Tissue plasminogen activator for the treatment of acute pulmonary embolism. A collaborative study by the PIOPED Investigators.

出版信息

Chest. 1990 Mar;97(3):528-33. doi: 10.1378/chest.97.3.528.

Abstract

Thirteen patients with acute pulmonary embolism were treated in a randomized double-blind fashion either with recombinant tissue plasminogen activator (rt-PA) 40 to 80 mg, usually in combination with heparin, or with placebo plus heparin. The drug was administered intravenously over 40 to 90 minutes. Nine patients received rt-PA, and four received placebo. A lytic effect was observed 1.5 and three hours after the onset of therapy with rt-PA based upon elevated levels of fragment-D dimers. Among the patients who received rt-PA, there was a modest improvement of the total pulmonary resistance 1.5 hours after the start of therapy, but the angiograms showed no significant changes in two hours.

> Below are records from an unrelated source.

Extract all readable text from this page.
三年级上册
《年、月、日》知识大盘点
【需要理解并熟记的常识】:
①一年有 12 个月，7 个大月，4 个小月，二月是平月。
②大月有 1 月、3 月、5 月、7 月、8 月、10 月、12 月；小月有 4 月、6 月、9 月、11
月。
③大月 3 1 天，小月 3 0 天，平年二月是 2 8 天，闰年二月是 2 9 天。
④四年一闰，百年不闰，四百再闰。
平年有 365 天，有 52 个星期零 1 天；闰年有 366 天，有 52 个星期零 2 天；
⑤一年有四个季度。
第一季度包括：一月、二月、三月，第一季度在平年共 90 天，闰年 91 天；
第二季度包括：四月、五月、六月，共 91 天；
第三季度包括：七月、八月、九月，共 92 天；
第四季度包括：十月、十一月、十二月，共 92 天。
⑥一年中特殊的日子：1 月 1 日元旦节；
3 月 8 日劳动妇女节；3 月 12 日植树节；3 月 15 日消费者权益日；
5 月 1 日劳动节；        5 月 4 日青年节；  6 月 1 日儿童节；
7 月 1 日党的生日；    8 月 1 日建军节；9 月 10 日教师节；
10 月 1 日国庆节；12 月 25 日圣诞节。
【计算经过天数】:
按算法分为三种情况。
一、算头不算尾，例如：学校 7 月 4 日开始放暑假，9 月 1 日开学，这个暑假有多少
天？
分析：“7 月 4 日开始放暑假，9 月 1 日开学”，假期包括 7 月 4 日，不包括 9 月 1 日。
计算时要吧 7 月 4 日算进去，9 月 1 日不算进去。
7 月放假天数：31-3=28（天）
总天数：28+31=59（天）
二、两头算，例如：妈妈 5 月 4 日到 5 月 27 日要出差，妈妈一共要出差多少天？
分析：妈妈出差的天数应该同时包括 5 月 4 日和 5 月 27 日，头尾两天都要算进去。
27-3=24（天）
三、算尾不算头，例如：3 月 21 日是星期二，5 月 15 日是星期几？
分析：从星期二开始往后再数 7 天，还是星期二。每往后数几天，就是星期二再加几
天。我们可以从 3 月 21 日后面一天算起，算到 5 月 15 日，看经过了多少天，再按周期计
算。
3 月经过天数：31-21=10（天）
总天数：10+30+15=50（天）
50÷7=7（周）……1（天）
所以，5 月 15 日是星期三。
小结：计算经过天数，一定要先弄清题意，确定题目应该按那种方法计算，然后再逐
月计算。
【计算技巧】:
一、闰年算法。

After 24 hours, the lung scans showed a trend toward greater improvement with rt-PA, but the rate of improvement in comparison to control subjects was not statistically significant. Massive bleeding occurred in one patient. The observations in this study suggest that rt-PA has little effect in two hours on angiographic clot burden, but may produce some improvement in hemodynamics. The treatment, however, is not without risk.

摘要

13例急性肺栓塞患者以随机双盲方式接受治疗,其中9例接受40至80毫克重组组织型纤溶酶原激活剂(rt-PA)治疗,通常联合肝素使用;另外4例接受安慰剂加肝素治疗。药物在40至90分钟内静脉输注。9例患者接受rt-PA治疗,4例接受安慰剂治疗。基于D-二聚体水平升高,在rt-PA治疗开始后1.5小时和3小时观察到溶栓效果。在接受rt-PA治疗的患者中,治疗开始后1.5小时总肺阻力有适度改善,但血管造影显示两小时内无明显变化。24小时后,肺部扫描显示rt-PA治疗有更大改善的趋势,但与对照组相比改善率无统计学意义。1例患者发生大出血。本研究的观察结果表明,rt-PA在两小时内对血管造影显示的血栓负荷影响不大,但可能在血流动力学方面产生一些改善。然而,这种治疗并非没有风险。